Try this problem from Geometry: Ratios of the areas of Triangle and Quadrilateral from AMC-10A, 2005 You may use sequential hints to solve the problem.

Try this beautiful problem from Geometry: Area of Triangle and Quadrilateral from AMC 10A, 2005.

Ratios of the areas of Triangle and Quadrilateral – AMC-10A, 2005- Problem 25

In $ABC$ we have $AB = 25$, $BC = 39$, and $AC=42$. Points $D$ and $E$ are on $AB$ and $AC$ respectively, with $AD = 19$ and $AE = 14$. What is the ratio of the area of triangle $ADE$ to the area of the quadrilateral $BCED$?

• $$\frac{19}{56}$$
• $$\frac{19}{66}$$
• $$\frac{17}{56}$$
• $$\frac{11}{56}$$
• $$\frac{19}{37}$$

Key Concepts

Geometry

Triangle

But try the problem first…

Answer: $$\frac{19}{56}$$

Source

AMC-10A (2005) Problem 25

Pre College Mathematics

Try with Hints

First hint

Given that $AB = 25$, $BC = 39$, and $AC=42$.we have to find out Ratios of the areas of Triangle$$\triangle ADE$$ and the quadrilateral $$CBED$$.So if we can find out the area the $$\triangle ADE$$ and area of the $$\triangle ABC$$ ,and subtract $$\triangle ADE$$ from $$\triangle ABC$$ then we will get area of the region $$CBDE$$.Can you find out the area of $$CBDE$$?

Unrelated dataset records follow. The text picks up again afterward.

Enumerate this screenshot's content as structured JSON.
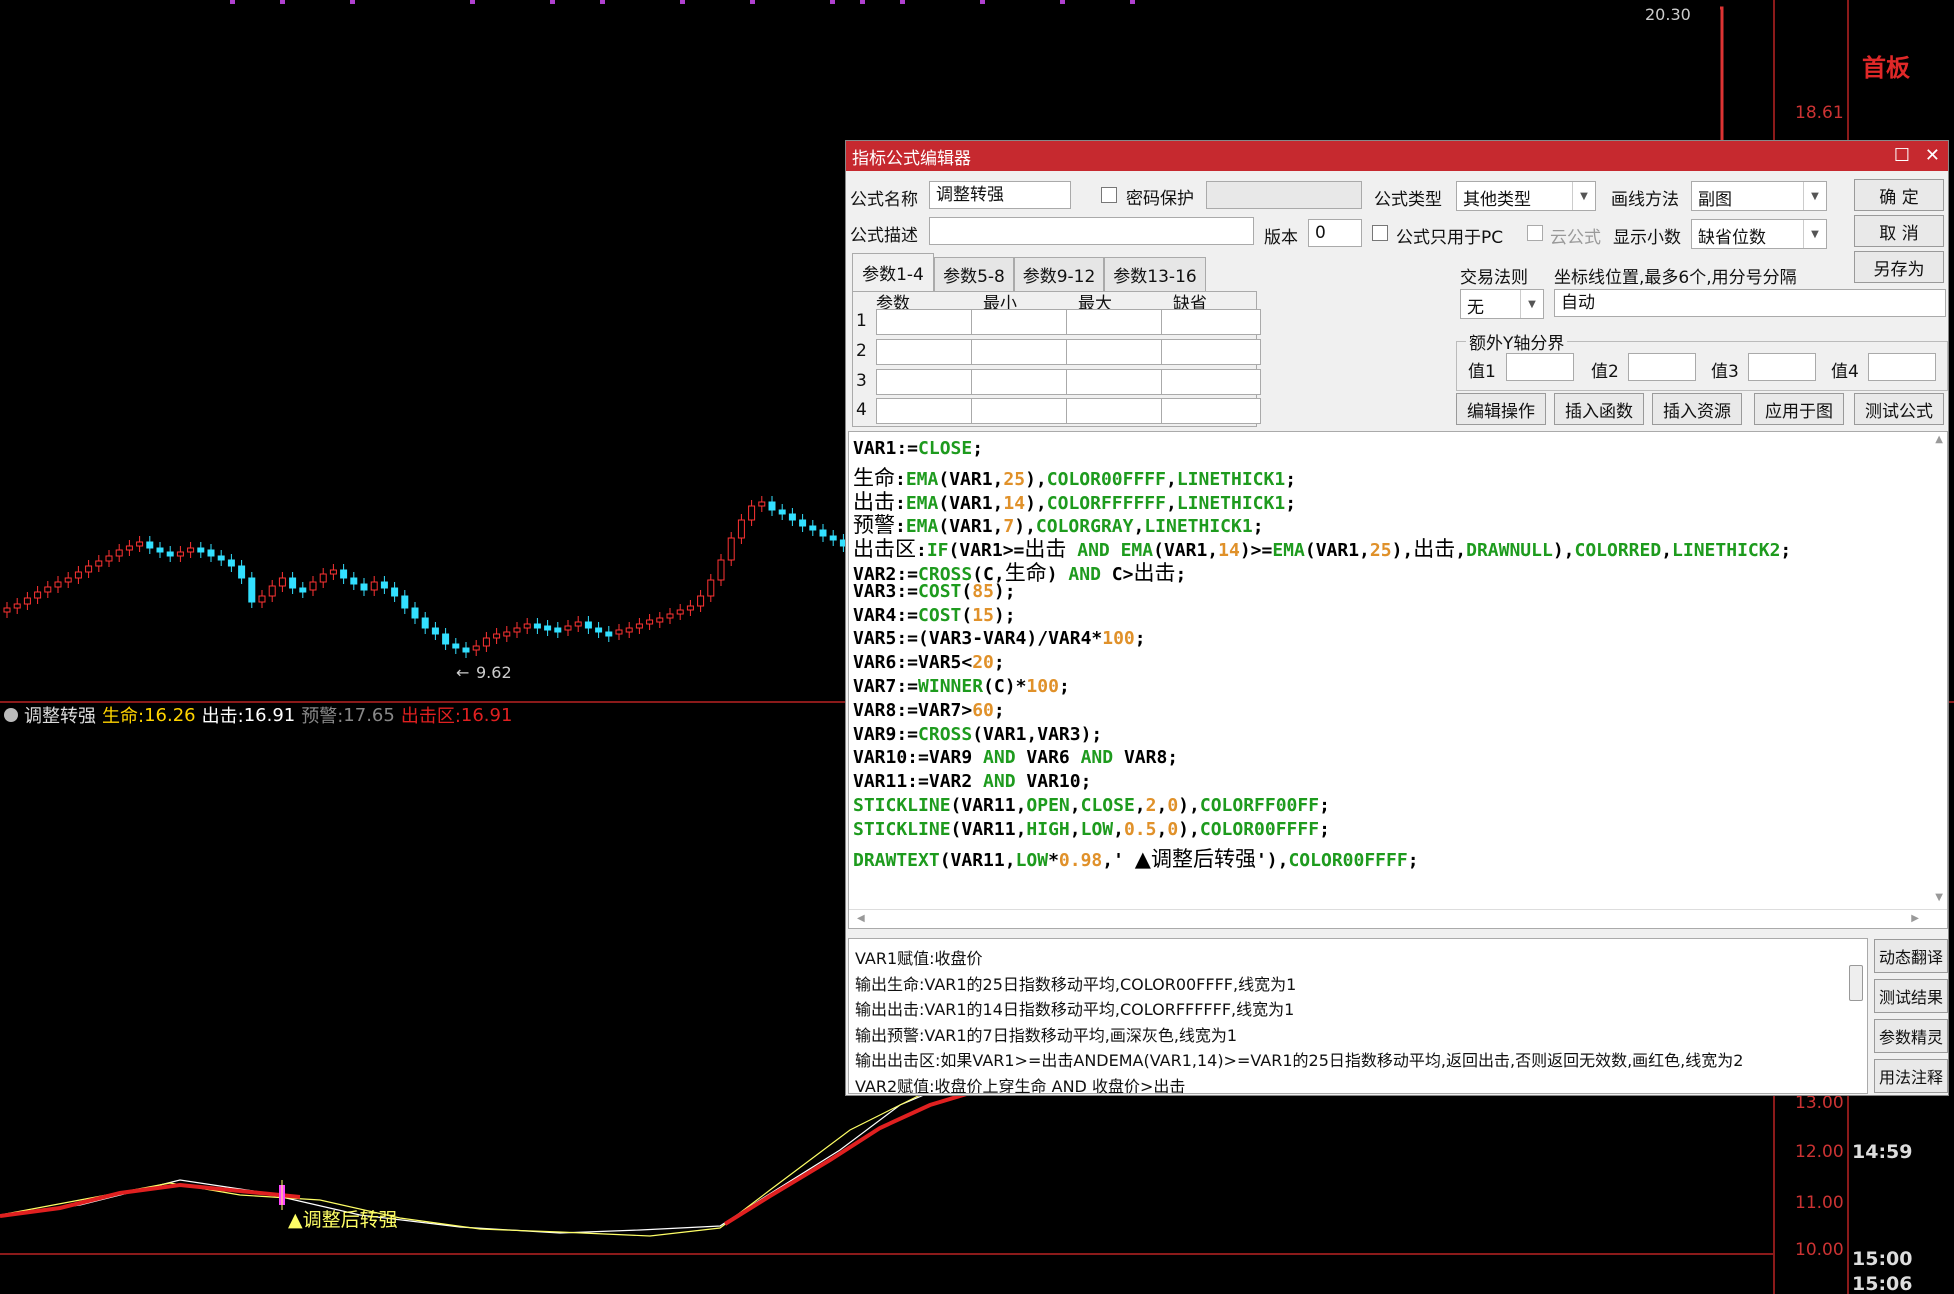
{
  "chart": {
    "top_price_label": "20.30",
    "low_price_label": "9.62",
    "right_panel_label": "首板",
    "price_axis": [
      "18.61",
      "13.00",
      "12.00",
      "11.00",
      "10.00"
    ],
    "time_labels": [
      "14:59",
      "15:00",
      "15:06"
    ],
    "signal_text": "▲调整后转强"
  },
  "indicator_bar": {
    "name": "调整转强",
    "life_label": "生命:",
    "life_value": "16.26",
    "strike_label": "出击:",
    "strike_value": "16.91",
    "warn_label": "预警:",
    "warn_value": "17.65",
    "zone_label": "出击区:",
    "zone_value": "16.91"
  },
  "dialog": {
    "title": "指标公式编辑器",
    "formula_name_label": "公式名称",
    "formula_name_value": "调整转强",
    "password_label": "密码保护",
    "formula_type_label": "公式类型",
    "formula_type_value": "其他类型",
    "draw_method_label": "画线方法",
    "draw_method_value": "副图",
    "ok_button": "确  定",
    "cancel_button": "取  消",
    "save_as_button": "另存为",
    "desc_label": "公式描述",
    "version_label": "版本",
    "version_value": "0",
    "pc_only_label": "公式只用于PC",
    "cloud_label": "云公式",
    "show_decimal_label": "显示小数",
    "show_decimal_value": "缺省位数",
    "tabs": [
      "参数1-4",
      "参数5-8",
      "参数9-12",
      "参数13-16"
    ],
    "param_headers": [
      "参数",
      "最小",
      "最大",
      "缺省"
    ],
    "param_rows": [
      "1",
      "2",
      "3",
      "4"
    ],
    "trade_rule_label": "交易法则",
    "trade_rule_value": "无",
    "axis_pos_label": "坐标线位置,最多6个,用分号分隔",
    "axis_pos_value": "自动",
    "extra_y_label": "额外Y轴分界",
    "y_values": [
      "值1",
      "值2",
      "值3",
      "值4"
    ],
    "action_buttons": [
      "编辑操作",
      "插入函数",
      "插入资源",
      "应用于图",
      "测试公式"
    ],
    "explain_lines": [
      "VAR1赋值:收盘价",
      "输出生命:VAR1的25日指数移动平均,COLOR00FFFF,线宽为1",
      "输出出击:VAR1的14日指数移动平均,COLORFFFFFF,线宽为1",
      "输出预警:VAR1的7日指数移动平均,画深灰色,线宽为1",
      "输出出击区:如果VAR1>=出击ANDEMA(VAR1,14)>=VAR1的25日指数移动平均,返回出击,否则返回无效数,画红色,线宽为2",
      "VAR2赋值:收盘价上穿生命 AND 收盘价>出击"
    ],
    "side_buttons": [
      "动态翻译",
      "测试结果",
      "参数精灵",
      "用法注释"
    ]
  },
  "code_lines": [
    [
      [
        "t",
        "VAR1:="
      ],
      [
        "k",
        "CLOSE"
      ],
      [
        "t",
        ";"
      ]
    ],
    [
      [
        "c",
        "生命"
      ],
      [
        "t",
        ":"
      ],
      [
        "k",
        "EMA"
      ],
      [
        "t",
        "(VAR1,"
      ],
      [
        "n",
        "25"
      ],
      [
        "t",
        "),"
      ],
      [
        "k",
        "COLOR00FFFF"
      ],
      [
        "t",
        ","
      ],
      [
        "k",
        "LINETHICK1"
      ],
      [
        "t",
        ";"
      ]
    ],
    [
      [
        "c",
        "出击"
      ],
      [
        "t",
        ":"
      ],
      [
        "k",
        "EMA"
      ],
      [
        "t",
        "(VAR1,"
      ],
      [
        "n",
        "14"
      ],
      [
        "t",
        "),"
      ],
      [
        "k",
        "COLORFFFFFF"
      ],
      [
        "t",
        ","
      ],
      [
        "k",
        "LINETHICK1"
      ],
      [
        "t",
        ";"
      ]
    ],
    [
      [
        "c",
        "预警"
      ],
      [
        "t",
        ":"
      ],
      [
        "k",
        "EMA"
      ],
      [
        "t",
        "(VAR1,"
      ],
      [
        "n",
        "7"
      ],
      [
        "t",
        "),"
      ],
      [
        "k",
        "COLORGRAY"
      ],
      [
        "t",
        ","
      ],
      [
        "k",
        "LINETHICK1"
      ],
      [
        "t",
        ";"
      ]
    ],
    [
      [
        "c",
        "出击区"
      ],
      [
        "t",
        ":"
      ],
      [
        "k",
        "IF"
      ],
      [
        "t",
        "(VAR1>="
      ],
      [
        "c",
        "出击"
      ],
      [
        "t",
        " "
      ],
      [
        "k",
        "AND"
      ],
      [
        "t",
        " "
      ],
      [
        "k",
        "EMA"
      ],
      [
        "t",
        "(VAR1,"
      ],
      [
        "n",
        "14"
      ],
      [
        "t",
        ")>="
      ],
      [
        "k",
        "EMA"
      ],
      [
        "t",
        "(VAR1,"
      ],
      [
        "n",
        "25"
      ],
      [
        "t",
        "),"
      ],
      [
        "c",
        "出击"
      ],
      [
        "t",
        ","
      ],
      [
        "k",
        "DRAWNULL"
      ],
      [
        "t",
        "),"
      ],
      [
        "k",
        "COLORRED"
      ],
      [
        "t",
        ","
      ],
      [
        "k",
        "LINETHICK2"
      ],
      [
        "t",
        ";"
      ]
    ],
    [
      [
        "t",
        "VAR2:="
      ],
      [
        "k",
        "CROSS"
      ],
      [
        "t",
        "(C,"
      ],
      [
        "c",
        "生命"
      ],
      [
        "t",
        ") "
      ],
      [
        "k",
        "AND"
      ],
      [
        "t",
        " C>"
      ],
      [
        "c",
        "出击"
      ],
      [
        "t",
        ";"
      ]
    ],
    [
      [
        "t",
        "VAR3:="
      ],
      [
        "k",
        "COST"
      ],
      [
        "t",
        "("
      ],
      [
        "n",
        "85"
      ],
      [
        "t",
        ");"
      ]
    ],
    [
      [
        "t",
        "VAR4:="
      ],
      [
        "k",
        "COST"
      ],
      [
        "t",
        "("
      ],
      [
        "n",
        "15"
      ],
      [
        "t",
        ");"
      ]
    ],
    [
      [
        "t",
        "VAR5:=(VAR3-VAR4)/VAR4*"
      ],
      [
        "n",
        "100"
      ],
      [
        "t",
        ";"
      ]
    ],
    [
      [
        "t",
        "VAR6:=VAR5<"
      ],
      [
        "n",
        "20"
      ],
      [
        "t",
        ";"
      ]
    ],
    [
      [
        "t",
        "VAR7:="
      ],
      [
        "k",
        "WINNER"
      ],
      [
        "t",
        "(C)*"
      ],
      [
        "n",
        "100"
      ],
      [
        "t",
        ";"
      ]
    ],
    [
      [
        "t",
        "VAR8:=VAR7>"
      ],
      [
        "n",
        "60"
      ],
      [
        "t",
        ";"
      ]
    ],
    [
      [
        "t",
        "VAR9:="
      ],
      [
        "k",
        "CROSS"
      ],
      [
        "t",
        "(VAR1,VAR3);"
      ]
    ],
    [
      [
        "t",
        "VAR10:=VAR9 "
      ],
      [
        "k",
        "AND"
      ],
      [
        "t",
        " VAR6 "
      ],
      [
        "k",
        "AND"
      ],
      [
        "t",
        " VAR8;"
      ]
    ],
    [
      [
        "t",
        "VAR11:=VAR2 "
      ],
      [
        "k",
        "AND"
      ],
      [
        "t",
        " VAR10;"
      ]
    ],
    [
      [
        "k",
        "STICKLINE"
      ],
      [
        "t",
        "(VAR11,"
      ],
      [
        "k",
        "OPEN"
      ],
      [
        "t",
        ","
      ],
      [
        "k",
        "CLOSE"
      ],
      [
        "t",
        ","
      ],
      [
        "n",
        "2"
      ],
      [
        "t",
        ","
      ],
      [
        "n",
        "0"
      ],
      [
        "t",
        "),"
      ],
      [
        "k",
        "COLORFF00FF"
      ],
      [
        "t",
        ";"
      ]
    ],
    [
      [
        "k",
        "STICKLINE"
      ],
      [
        "t",
        "(VAR11,"
      ],
      [
        "k",
        "HIGH"
      ],
      [
        "t",
        ","
      ],
      [
        "k",
        "LOW"
      ],
      [
        "t",
        ","
      ],
      [
        "n",
        "0.5"
      ],
      [
        "t",
        ","
      ],
      [
        "n",
        "0"
      ],
      [
        "t",
        "),"
      ],
      [
        "k",
        "COLOR00FFFF"
      ],
      [
        "t",
        ";"
      ]
    ],
    [
      [
        "k",
        "DRAWTEXT"
      ],
      [
        "t",
        "(VAR11,"
      ],
      [
        "k",
        "LOW"
      ],
      [
        "t",
        "*"
      ],
      [
        "n",
        "0.98"
      ],
      [
        "t",
        ",' "
      ],
      [
        "c",
        "▲调整后转强"
      ],
      [
        "t",
        "'),"
      ],
      [
        "k",
        "COLOR00FFFF"
      ],
      [
        "t",
        ";"
      ]
    ]
  ]
}
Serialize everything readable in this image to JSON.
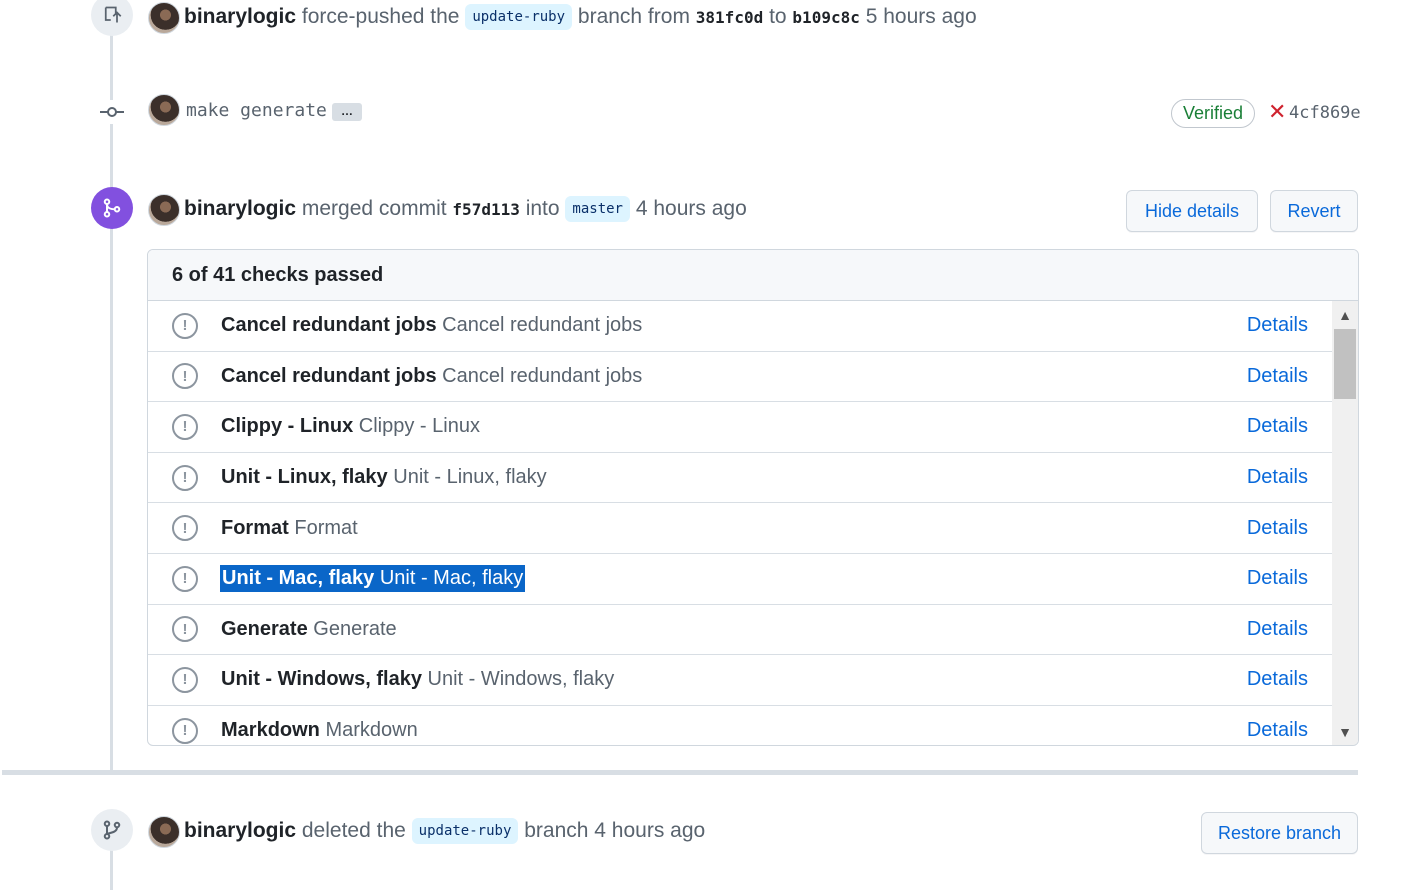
{
  "events": {
    "force_push": {
      "author": "binarylogic",
      "action": "force-pushed the",
      "branch": "update-ruby",
      "mid": "branch from",
      "from_sha": "381fc0d",
      "to": "to",
      "to_sha": "b109c8c",
      "time": "5 hours ago"
    },
    "commit": {
      "message": "make generate",
      "ellipsis": "…",
      "verified_label": "Verified",
      "status_icon": "x-icon",
      "sha": "4cf869e"
    },
    "merge": {
      "author": "binarylogic",
      "action": "merged commit",
      "sha": "f57d113",
      "into": "into",
      "branch": "master",
      "time": "4 hours ago",
      "hide_details_label": "Hide details",
      "revert_label": "Revert"
    },
    "delete": {
      "author": "binarylogic",
      "action": "deleted the",
      "branch": "update-ruby",
      "suffix": "branch",
      "time": "4 hours ago",
      "restore_label": "Restore branch"
    }
  },
  "checks": {
    "summary": "6 of 41 checks passed",
    "details_label": "Details",
    "items": [
      {
        "name": "Cancel redundant jobs",
        "desc": "Cancel redundant jobs"
      },
      {
        "name": "Cancel redundant jobs",
        "desc": "Cancel redundant jobs"
      },
      {
        "name": "Clippy - Linux",
        "desc": "Clippy - Linux"
      },
      {
        "name": "Unit - Linux, flaky",
        "desc": "Unit - Linux, flaky"
      },
      {
        "name": "Format",
        "desc": "Format"
      },
      {
        "name": "Unit - Mac, flaky",
        "desc": "Unit - Mac, flaky"
      },
      {
        "name": "Generate",
        "desc": "Generate"
      },
      {
        "name": "Unit - Windows, flaky",
        "desc": "Unit - Windows, flaky"
      },
      {
        "name": "Markdown",
        "desc": "Markdown"
      }
    ]
  },
  "colors": {
    "accent": "#0969da",
    "merged": "#8250df",
    "verified": "#1a7f37",
    "failure": "#cf222e",
    "selection": "#0a66c8"
  }
}
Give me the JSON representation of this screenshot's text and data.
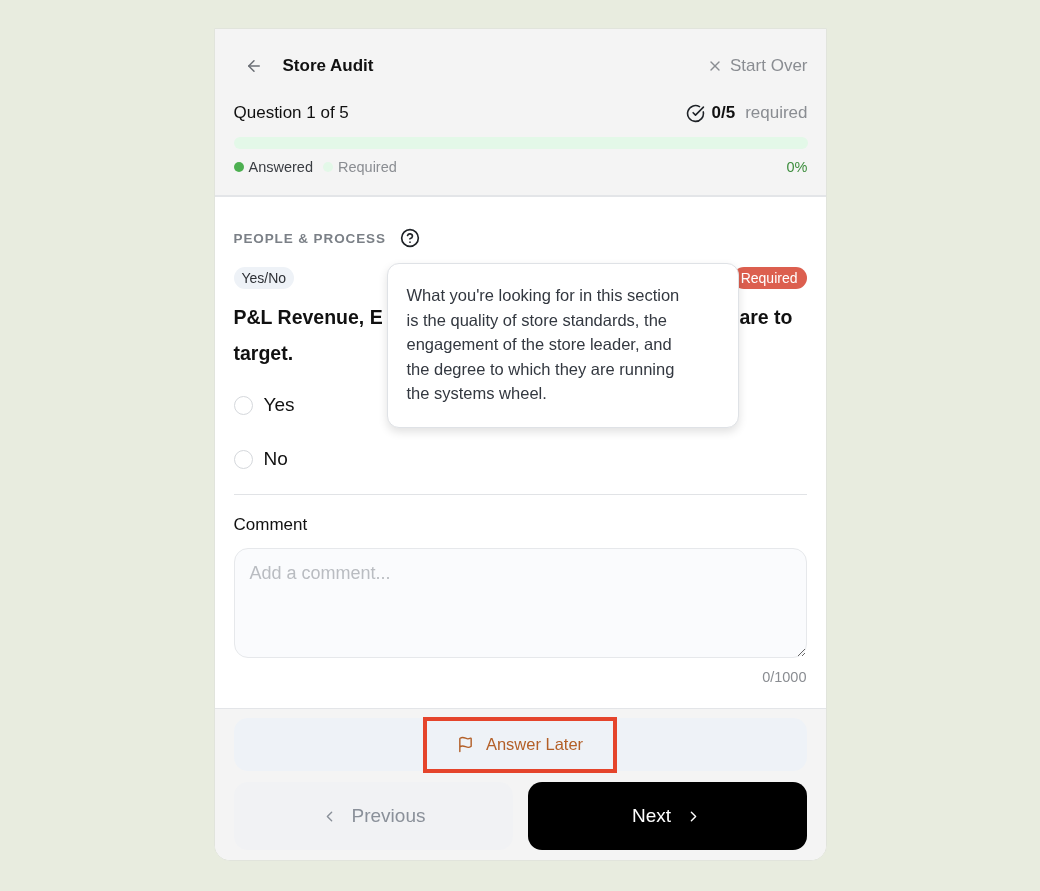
{
  "header": {
    "title": "Store Audit",
    "start_over": "Start Over"
  },
  "progress": {
    "question_label": "Question 1 of 5",
    "count": "0/5",
    "count_label": "required",
    "level": 0,
    "legend": [
      {
        "label": "Answered",
        "color": "#4caf50"
      },
      {
        "label": "Required",
        "color": "#e3f8e8"
      }
    ],
    "percent": "0%"
  },
  "section": {
    "title": "PEOPLE & PROCESS",
    "tooltip": "What you're looking for in this section is the quality of store standards, the engagement of the store leader, and the degree to which they are running the systems wheel."
  },
  "question": {
    "type_badge": "Yes/No",
    "required_badge": "Required",
    "text_fragments": [
      "P&L Revenue, E",
      "are to",
      "target."
    ],
    "options": [
      {
        "label": "Yes",
        "selected": false
      },
      {
        "label": "No",
        "selected": false
      }
    ]
  },
  "comment": {
    "label": "Comment",
    "placeholder": "Add a comment...",
    "counter": "0/1000"
  },
  "footer": {
    "answer_later": {
      "label": "Answer Later",
      "highlighted": true
    },
    "previous": {
      "label": "Previous",
      "disabled": true
    },
    "next": {
      "label": "Next",
      "disabled": false
    }
  }
}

Can you find out the required area…..?

Second Hint

Now $$\frac{\triangle ADE}{\triangle ABC}=\frac{AD}{AB}.\frac{AE}{AC}=\frac{19}{25}.\frac{14}{42}=\frac{19}{75}$$

Therefore area of $$BCED$$=area of $$\triangle ABC$$-area of $$\triangle ADE$$.Now can you find out Ratios of the areas of Triangle and the quadrilateral?

can you finish the problem……..

Final Step

$$\frac{[A D E]}{[B C E D]}=\frac{[A D E]}{[A B C]-[A D E]}$$
=$$\frac{1}{[A B C] /[A D E]-1}$$
=$$\frac{1}{75 / 19-1}$$

=$$\frac{19}{56}$$